EWTN.com - Canon Law & Doctrine, Eating Meat on Feast Days: "Canon Law & Doctrine, Eating Meat on Feast Days
What is the difference between Canon Law and Doctrine? I'm asking this because I wasn't sure where to ask my next question and I don't understand the essential difference between the two because I always had the impression that they were one in the same.

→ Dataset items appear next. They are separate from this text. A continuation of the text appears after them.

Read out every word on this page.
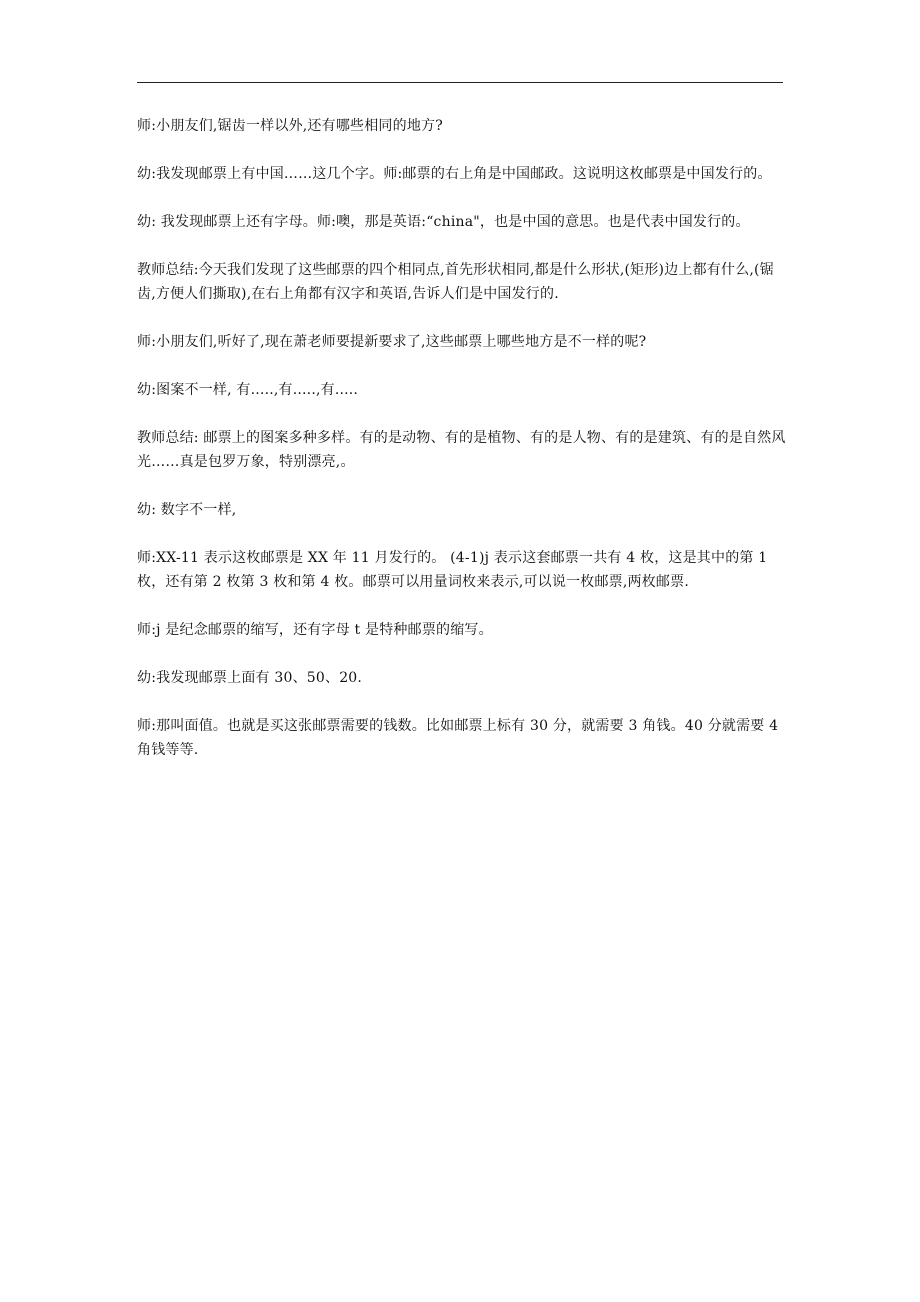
师:小朋友们,锯齿一样以外,还有哪些相同的地方?

幼:我发现邮票上有中国……这几个字。师:邮票的右上角是中国邮政。这说明这枚邮票是中国发行的。

幼: 我发现邮票上还有字母。师:噢，那是英语:“china"，也是中国的意思。也是代表中国发行的。

教师总结:今天我们发现了这些邮票的四个相同点,首先形状相同,都是什么形状,(矩形)边上都有什么,(锯齿,方便人们撕取),在右上角都有汉字和英语,告诉人们是中国发行的.

师:小朋友们,听好了,现在萧老师要提新要求了,这些邮票上哪些地方是不一样的呢?

幼:图案不一样, 有.....,有.....,有.....

教师总结: 邮票上的图案多种多样。有的是动物、有的是植物、有的是人物、有的是建筑、有的是自然风光……真是包罗万象，特别漂亮,。

幼: 数字不一样,

师:XX-11 表示这枚邮票是 XX 年 11 月发行的。 (4-1)j 表示这套邮票一共有 4 枚，这是其中的第 1 枚，还有第 2 枚第 3 枚和第 4 枚。邮票可以用量词枚来表示,可以说一枚邮票,两枚邮票.

师:j 是纪念邮票的缩写，还有字母 t 是特种邮票的缩写。

幼:我发现邮票上面有 30、50、20.

师:那叫面值。也就是买这张邮票需要的钱数。比如邮票上标有 30 分，就需要 3 角钱。40 分就需要 4 角钱等等.
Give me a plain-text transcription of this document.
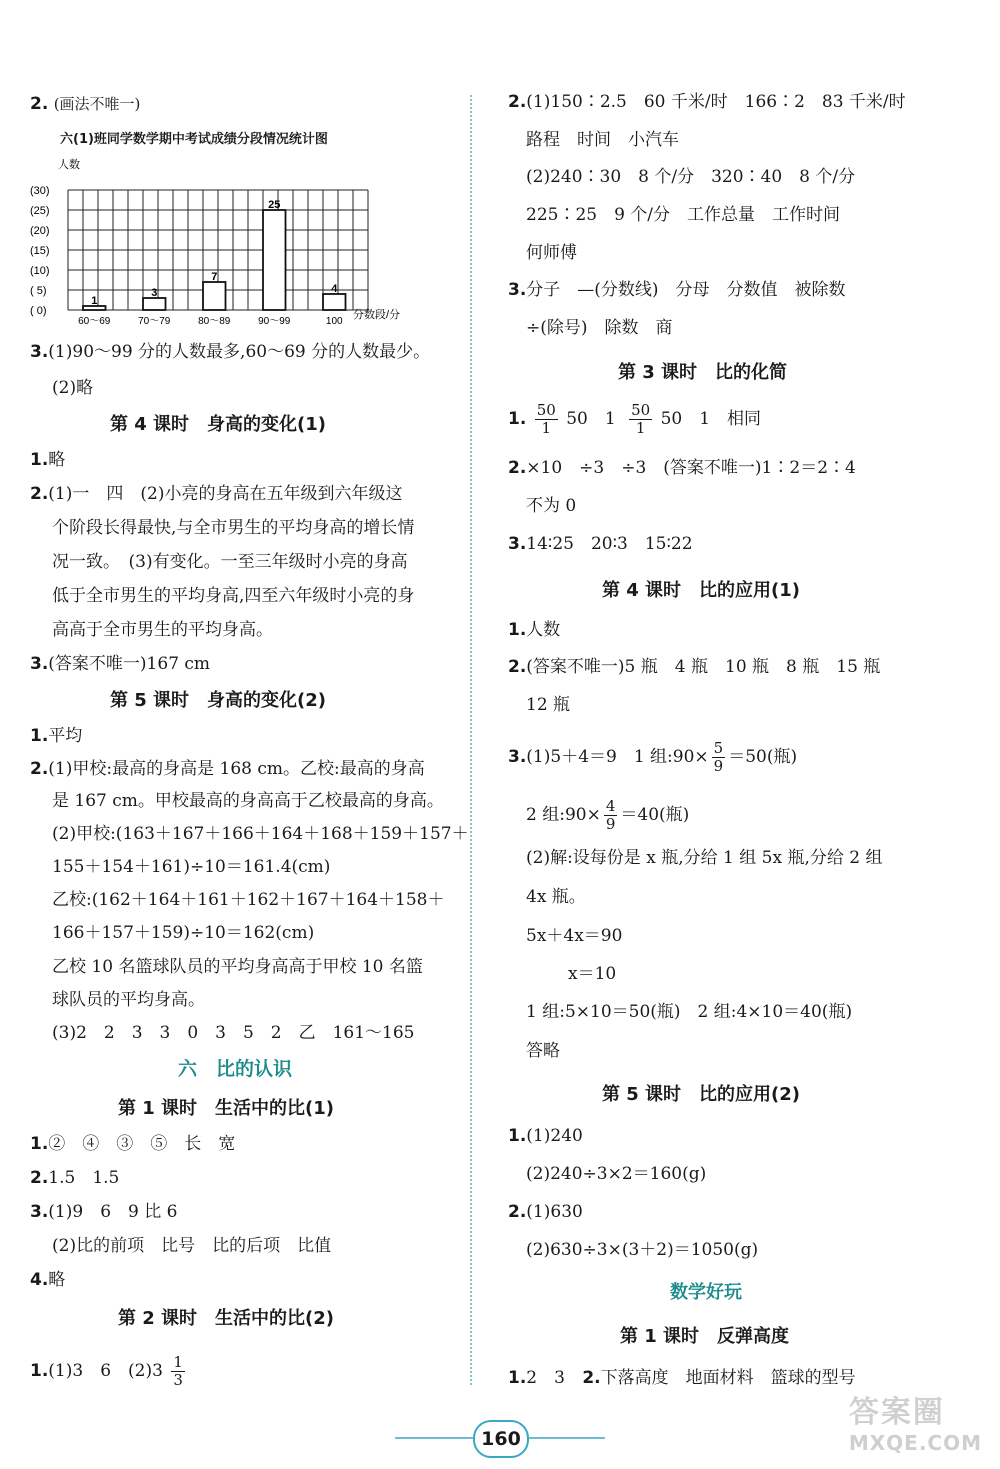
2. (画法不唯一)
六(1)班同学数学期中考试成绩分段情况统计图
人数
分数段/分
1
3
7
25
4
(30)
(25)
(20)
(15)
(10)
( 5)
( 0)
60～69	70～79	80～89	90～99	100
3.(1)90～99 分的人数最多,60～69 分的人数最少。
(2)略
第 4 课时　身高的变化(1)
1.略
2.(1)一　四　(2)小亮的身高在五年级到六年级这
个阶段长得最快,与全市男生的平均身高的增长情
况一致。　(3)有变化。一至三年级时小亮的身高
低于全市男生的平均身高,四至六年级时小亮的身
高高于全市男生的平均身高。
3.(答案不唯一)167 cm
第 5 课时　身高的变化(2)
1.平均
2.(1)甲校:最高的身高是 168 cm。乙校:最高的身高
是 167 cm。甲校最高的身高高于乙校最高的身高。
(2)甲校:(163＋167＋166＋164＋168＋159＋157＋
155＋154＋161)÷10＝161.4(cm)
乙校:(162＋164＋161＋162＋167＋164＋158＋
166＋157＋159)÷10＝162(cm)
乙校 10 名篮球队员的平均身高高于甲校 10 名篮
球队员的平均身高。
(3)2　2　3　3　0　3　5　2　乙　161～165
六　比的认识
第 1 课时　生活中的比(1)
1.②　④　③　⑤　长　宽
2.1.5　1.5
3.(1)9　6　9 比 6
(2)比的前项　比号　比的后项　比值
4.略
第 2 课时　生活中的比(2)
1.(1)3　6　$(2)3 \frac{1}{3}$
2.(1)150∶2.5　60 千米/时　166∶2　83 千米/时
路程　时间　小汽车
(2)240∶30　8 个/分　320∶40　8 个/分
225∶25　9 个/分　工作总量　工作时间
何师傅
3.分子　—(分数线)　分母　分数值　被除数
÷(除号)　除数　商
第 3 课时　比的化简
1. $\frac{50}{1} 50$　$1 \frac{50}{1} 50$　1　相同
2.×10　÷3　÷3　(答案不唯一)1∶2＝2∶4
不为 0
3.14∶25　20∶3　15∶22
第 4 课时　比的应用(1)
1.人数
2.(答案不唯一)5 瓶　4 瓶　10 瓶　8 瓶　15 瓶
12 瓶
3.(1)5＋4＝9　1 组:90× $\frac{5}{9} =50$(瓶)
2 组:90× $\frac{4}{9} =40$(瓶)
(2)解:设每份是 x 瓶,分给 1 组 5x 瓶,分给 2 组
4x 瓶。
5x＋4x＝90
x＝10
1 组:5×10＝50(瓶)　2 组:4×10＝40(瓶)
答略
第 5 课时　比的应用(2)
1.(1)240
(2)240÷3×2＝160(g)
2.(1)630
(2)630÷3×(3＋2)＝1050(g)
数学好玩
第 1 课时　反弹高度
1.2　3 2.下落高度　地面材料　篮球的型号
160
答案圈
MXQE.COM
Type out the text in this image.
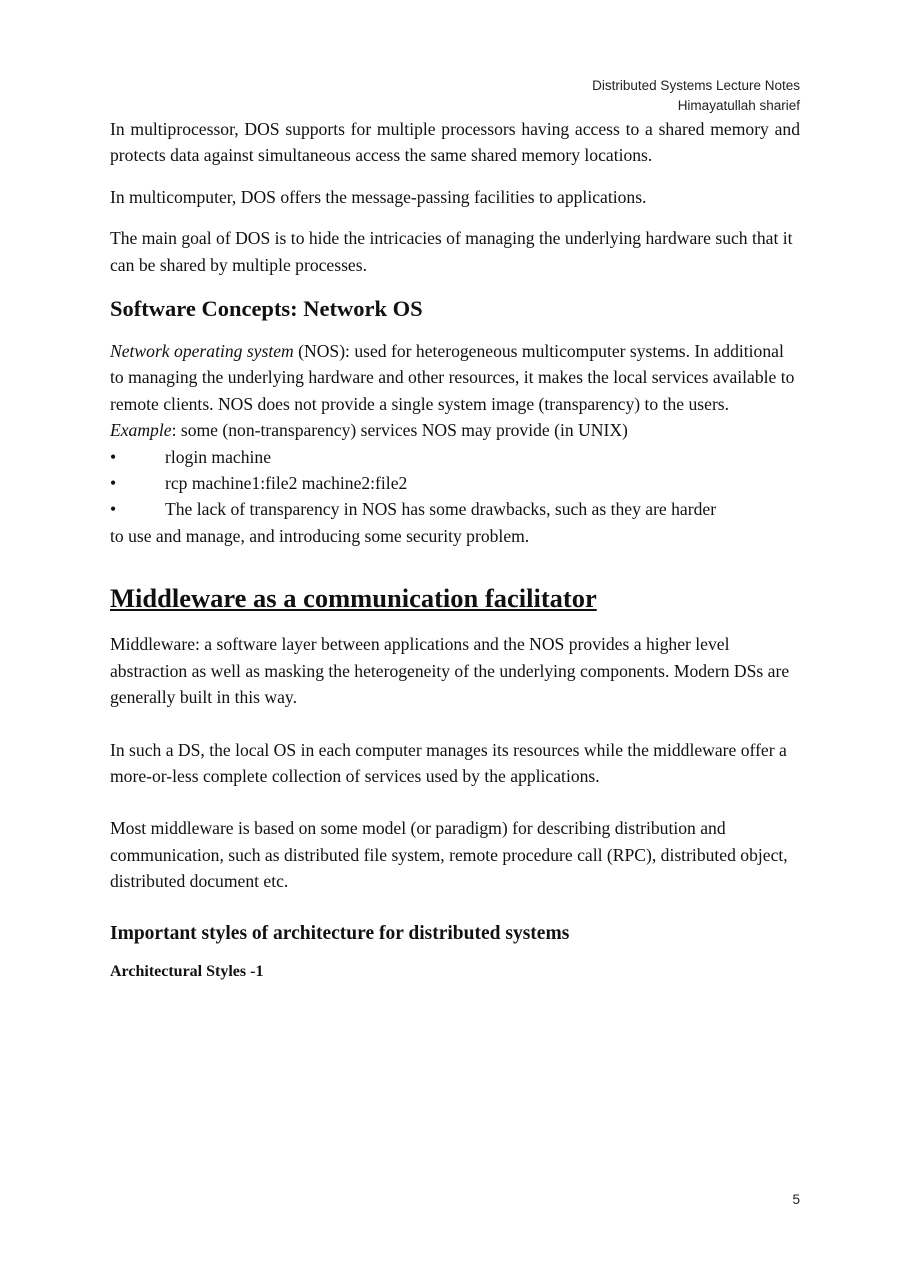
Distributed Systems Lecture Notes
Himayatullah sharief

In multiprocessor, DOS supports for multiple processors having access to a shared memory and protects data against simultaneous access the same shared memory locations.

In multicomputer, DOS offers the message-passing facilities to applications.

The main goal of DOS is to hide the intricacies of managing the underlying hardware such that it can be shared by multiple processes.

Software Concepts: Network OS

Network operating system (NOS): used for heterogeneous multicomputer systems. In additional to managing the underlying hardware and other resources, it makes the local services available to remote clients. NOS does not provide a single system image (transparency) to the users.

Example: some (non-transparency) services NOS may provide (in UNIX)

•	rlogin machine
•	rcp machine1:file2 machine2:file2
•	The lack of transparency in NOS has some drawbacks, such as they are harder

to use and manage, and introducing some security problem.

Middleware as a communication facilitator

Middleware: a software layer between applications and the NOS provides a higher level abstraction as well as masking the heterogeneity of the underlying components. Modern DSs are generally built in this way.

In such a DS, the local OS in each computer manages its resources while the middleware offer a more-or-less complete collection of services used by the applications.

Most middleware is based on some model (or paradigm) for describing distribution and communication, such as distributed file system, remote procedure call (RPC), distributed object, distributed document etc.

Important styles of architecture for distributed systems
Architectural Styles -1
5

My second question, is whether or not we are permitted, or perhaps even encouraged, to avoid the fast on feast days. Today is the Feast of the Presentation of the Blessed Virgin Mary and I was wondering if it is better to fast, since it's a Friday, or celebrate, since it's a feast day, and how we are to understand feast days and memorials when they occur on a Friday. I have often wondered this because sometimes I will be reading about the life of a saint or one of their works and their feast or memorial will fall on Friday and I'm not sure exactly what is the best way to honor them.
Answer by Rev. Mark J. Gantley, JCL on 11/22/2008:
Doctrine is something that comes from God and involves the truths of our faith.
Canon law draws from different sources. Sometimes it draws from the natural law which governs all people, such as when it defines marriage as a perpetual and faithful relationship between a man and a woman. Sometimes it draws from doctrinal sources (revelation from God), such as when it requires contrition for forgiveness in confession or water for baptism. If canon law cites matters that involve the natural law or doctrine/revelation (also called divine positive law), then it cannot change.
But sometimes canon law is merely of ecclesiastical origin. That is, it is merely a matter of church discipline that could possibly change over time. For example, the cardinals of the church who vote for and advise the pope are merely of ecclesiastical origin. It is unlikely that the Church will do away with cardinals, at least in the near future, but it could if it wanted to. Another law of ecclesiastical origin is the requirement that a Catholic get married before a priest or deacon and two witnesses. The pope could come out tomorrow and say, 'There must be four witnesses.'
The Presentation of Mary is a memorial. There is nothing wrong with fasting on memorials. Certainly it is inappropriate to fast on a day which is a solemnity.
In the United States, other than during Lent and on Good Friday, the specific penance that we do on Fridays that we do is a matter of personal choice."